What do you mean 'We're not meant to save the earth, we're meant to leave it?' Whether we stay here or not is at first purely a practical assessment, and secondly, I feel this film's message of the fundamental moral goal of having to explore is honestly just nonsense. Exploring isn't a moral goal, it's a practical means and an enriching endeavour. But it's not some code humans should live by, and even if it was, Nolan defends that notion very poorly.
This movie, and especially the marketing surrounding it, is blatantly ignoring a lot of existing science and research that positively states we could survive here for milions of years, if we ****ing got our act together and kept our planet in shape. If the film wants to setup a lackluster premiss of equating being pro-science with 'we gotta be explorers', okay within the film, fine, it's thin, and calously done, but fine, it's your film it sets up the plot you want, I'll accept it. But Nolan is REALLY hitting that note hard in his marketing campaign for this and in the real world that's just narrow-minded nonsense. I'm sorry but I can't agree with some fundamental pseudo-moral idea of 'it's in our nature to explore so we should focus on making space technology'. No, we should focus on getting our act together and keeping this world, which has great beauty to it still, intact. And there's plenty of research, science and ways that both emphasise that possibility, as well as actually make it possible.

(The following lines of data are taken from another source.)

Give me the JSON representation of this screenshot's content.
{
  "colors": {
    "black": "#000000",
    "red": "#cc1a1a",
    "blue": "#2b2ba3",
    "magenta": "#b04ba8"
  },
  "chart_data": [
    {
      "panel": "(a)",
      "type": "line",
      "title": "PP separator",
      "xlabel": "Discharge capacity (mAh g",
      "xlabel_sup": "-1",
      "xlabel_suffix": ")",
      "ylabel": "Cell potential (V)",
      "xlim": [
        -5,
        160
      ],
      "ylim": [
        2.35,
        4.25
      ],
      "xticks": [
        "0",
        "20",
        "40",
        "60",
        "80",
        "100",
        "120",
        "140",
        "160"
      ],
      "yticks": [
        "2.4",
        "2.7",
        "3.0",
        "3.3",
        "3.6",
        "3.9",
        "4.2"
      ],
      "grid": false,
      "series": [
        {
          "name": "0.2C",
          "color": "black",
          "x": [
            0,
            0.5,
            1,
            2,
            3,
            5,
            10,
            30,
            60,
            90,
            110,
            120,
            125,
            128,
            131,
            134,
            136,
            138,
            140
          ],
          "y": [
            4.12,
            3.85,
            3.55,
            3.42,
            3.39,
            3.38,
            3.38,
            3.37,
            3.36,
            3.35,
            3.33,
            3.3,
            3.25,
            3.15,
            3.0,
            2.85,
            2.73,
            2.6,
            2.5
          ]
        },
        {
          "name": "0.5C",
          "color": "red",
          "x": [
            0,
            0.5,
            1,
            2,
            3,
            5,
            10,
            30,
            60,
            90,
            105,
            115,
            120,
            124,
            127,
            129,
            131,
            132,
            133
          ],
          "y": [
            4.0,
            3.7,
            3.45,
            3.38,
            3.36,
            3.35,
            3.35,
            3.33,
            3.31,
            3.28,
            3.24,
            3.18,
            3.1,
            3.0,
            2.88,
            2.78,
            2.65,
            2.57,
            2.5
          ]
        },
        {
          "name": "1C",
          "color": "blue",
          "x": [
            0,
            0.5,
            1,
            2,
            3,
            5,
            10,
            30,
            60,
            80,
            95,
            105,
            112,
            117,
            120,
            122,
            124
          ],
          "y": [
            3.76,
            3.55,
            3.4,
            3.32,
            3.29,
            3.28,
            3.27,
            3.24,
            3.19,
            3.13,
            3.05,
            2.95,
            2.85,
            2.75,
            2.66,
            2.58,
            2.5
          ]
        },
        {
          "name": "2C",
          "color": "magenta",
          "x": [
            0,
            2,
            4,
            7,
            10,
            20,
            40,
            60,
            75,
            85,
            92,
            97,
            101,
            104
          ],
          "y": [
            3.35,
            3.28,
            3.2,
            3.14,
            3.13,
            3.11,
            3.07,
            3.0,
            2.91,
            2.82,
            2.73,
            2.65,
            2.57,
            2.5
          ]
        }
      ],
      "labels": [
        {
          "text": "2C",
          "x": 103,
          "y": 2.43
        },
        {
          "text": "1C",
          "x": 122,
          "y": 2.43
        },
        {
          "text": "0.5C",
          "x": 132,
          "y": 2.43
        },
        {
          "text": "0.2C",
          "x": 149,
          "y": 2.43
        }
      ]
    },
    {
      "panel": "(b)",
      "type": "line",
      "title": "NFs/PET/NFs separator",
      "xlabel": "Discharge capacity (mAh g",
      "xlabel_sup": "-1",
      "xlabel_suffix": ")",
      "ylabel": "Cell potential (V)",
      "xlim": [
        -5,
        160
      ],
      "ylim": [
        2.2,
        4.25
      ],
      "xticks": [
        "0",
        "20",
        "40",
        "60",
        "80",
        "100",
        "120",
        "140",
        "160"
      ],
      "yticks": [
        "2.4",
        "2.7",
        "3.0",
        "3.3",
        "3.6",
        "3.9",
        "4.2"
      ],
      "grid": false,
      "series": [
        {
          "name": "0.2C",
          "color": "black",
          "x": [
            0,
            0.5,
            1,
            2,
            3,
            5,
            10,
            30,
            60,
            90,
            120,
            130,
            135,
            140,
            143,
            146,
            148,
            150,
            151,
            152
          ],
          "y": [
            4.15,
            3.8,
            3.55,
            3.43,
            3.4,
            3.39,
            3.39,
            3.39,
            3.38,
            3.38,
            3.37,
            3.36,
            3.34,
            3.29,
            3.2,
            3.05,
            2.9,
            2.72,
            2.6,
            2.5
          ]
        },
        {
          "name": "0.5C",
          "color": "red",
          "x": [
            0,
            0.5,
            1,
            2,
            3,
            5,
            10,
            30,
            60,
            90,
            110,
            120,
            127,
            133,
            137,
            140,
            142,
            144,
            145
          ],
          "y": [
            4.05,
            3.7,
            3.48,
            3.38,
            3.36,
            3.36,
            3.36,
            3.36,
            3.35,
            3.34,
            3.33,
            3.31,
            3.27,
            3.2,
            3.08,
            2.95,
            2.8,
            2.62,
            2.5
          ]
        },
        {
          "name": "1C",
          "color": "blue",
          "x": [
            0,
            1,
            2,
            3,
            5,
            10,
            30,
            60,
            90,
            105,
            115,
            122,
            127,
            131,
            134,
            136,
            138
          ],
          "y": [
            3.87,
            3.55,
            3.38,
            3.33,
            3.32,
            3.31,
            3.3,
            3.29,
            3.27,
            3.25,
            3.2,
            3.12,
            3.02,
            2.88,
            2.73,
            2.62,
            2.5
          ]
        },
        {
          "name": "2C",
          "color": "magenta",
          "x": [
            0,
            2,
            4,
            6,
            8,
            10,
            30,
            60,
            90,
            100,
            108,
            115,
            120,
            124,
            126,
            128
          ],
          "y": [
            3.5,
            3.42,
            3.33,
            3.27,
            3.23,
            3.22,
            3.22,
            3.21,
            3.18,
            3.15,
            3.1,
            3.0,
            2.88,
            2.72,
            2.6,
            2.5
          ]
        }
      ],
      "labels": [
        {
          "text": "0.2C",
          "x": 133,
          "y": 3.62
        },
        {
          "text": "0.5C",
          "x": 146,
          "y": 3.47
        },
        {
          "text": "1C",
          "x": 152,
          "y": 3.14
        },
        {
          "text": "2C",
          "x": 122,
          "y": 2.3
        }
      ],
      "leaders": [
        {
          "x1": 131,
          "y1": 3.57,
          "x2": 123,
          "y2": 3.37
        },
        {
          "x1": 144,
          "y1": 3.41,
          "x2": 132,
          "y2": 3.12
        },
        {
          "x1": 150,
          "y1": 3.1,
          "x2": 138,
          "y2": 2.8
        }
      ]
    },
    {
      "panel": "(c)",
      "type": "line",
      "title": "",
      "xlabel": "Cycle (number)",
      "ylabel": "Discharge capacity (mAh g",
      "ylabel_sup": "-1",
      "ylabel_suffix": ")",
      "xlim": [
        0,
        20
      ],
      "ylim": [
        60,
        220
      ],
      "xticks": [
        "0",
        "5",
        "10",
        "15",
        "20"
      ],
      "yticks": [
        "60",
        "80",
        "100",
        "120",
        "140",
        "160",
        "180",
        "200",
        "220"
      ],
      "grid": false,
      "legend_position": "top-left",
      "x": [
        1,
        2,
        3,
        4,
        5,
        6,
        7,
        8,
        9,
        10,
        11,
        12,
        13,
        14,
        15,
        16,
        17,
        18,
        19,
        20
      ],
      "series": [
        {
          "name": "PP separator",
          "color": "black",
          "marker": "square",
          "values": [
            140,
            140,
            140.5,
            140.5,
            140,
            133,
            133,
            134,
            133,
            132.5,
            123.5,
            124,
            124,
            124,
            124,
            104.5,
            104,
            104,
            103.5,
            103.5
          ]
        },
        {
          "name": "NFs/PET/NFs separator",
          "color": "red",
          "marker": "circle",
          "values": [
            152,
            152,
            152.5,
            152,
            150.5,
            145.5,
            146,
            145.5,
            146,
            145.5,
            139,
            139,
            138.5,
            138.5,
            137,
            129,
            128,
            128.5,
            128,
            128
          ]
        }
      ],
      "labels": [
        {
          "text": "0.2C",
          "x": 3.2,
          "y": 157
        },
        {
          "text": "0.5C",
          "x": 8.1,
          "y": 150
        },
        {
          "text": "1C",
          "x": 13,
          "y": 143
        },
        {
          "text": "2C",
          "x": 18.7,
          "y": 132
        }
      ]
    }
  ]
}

I'm fine with a fatalistic premiss for story purposes, but Nolan is using it, in and outside the film, as a forced justification of sacrificing a lot of things in order to go play space cowboy. That's where I get off honestly. I didn't buy it in the film, but I sure as hell don't buy it outside of it. This film is way too much on the nose, it's forced, and it ends up doing what Deckard said, sacrificing quality in a multitude of artistic aspects of the film.
Though yes the robots rule. They had a much larger and cooler role in Jonah's OG script though. His script wasn't human-centric, and involved saving more than just the human race. It had a very different emphasis, and a way more ambitious, yet technically laid out use of time dilation. I think I'd much rather have seen Spielberg making Jonah's script. But that's a typical hindsight opinion.
the use of time travel was also MUCH better in Jonah's script. In Jonah's script there actually is a time machine and they send back the drone Cooper finds in the beginning, and the thing he rips out of it has the gravity data, that in Chris script gets transferred by more code from that tesseract thing.
For those disappointed in the narrative of this film I suggest looking it up. If you want a funny audible summary of it, check out the screenrant podcast about Interstellar, at 2:14:20. It also explains a few odd things in Interstellar that were setups for payoffs which Chris ended up cutting out of it. Chris immensely simplified Jonah's script. Imo not for the better.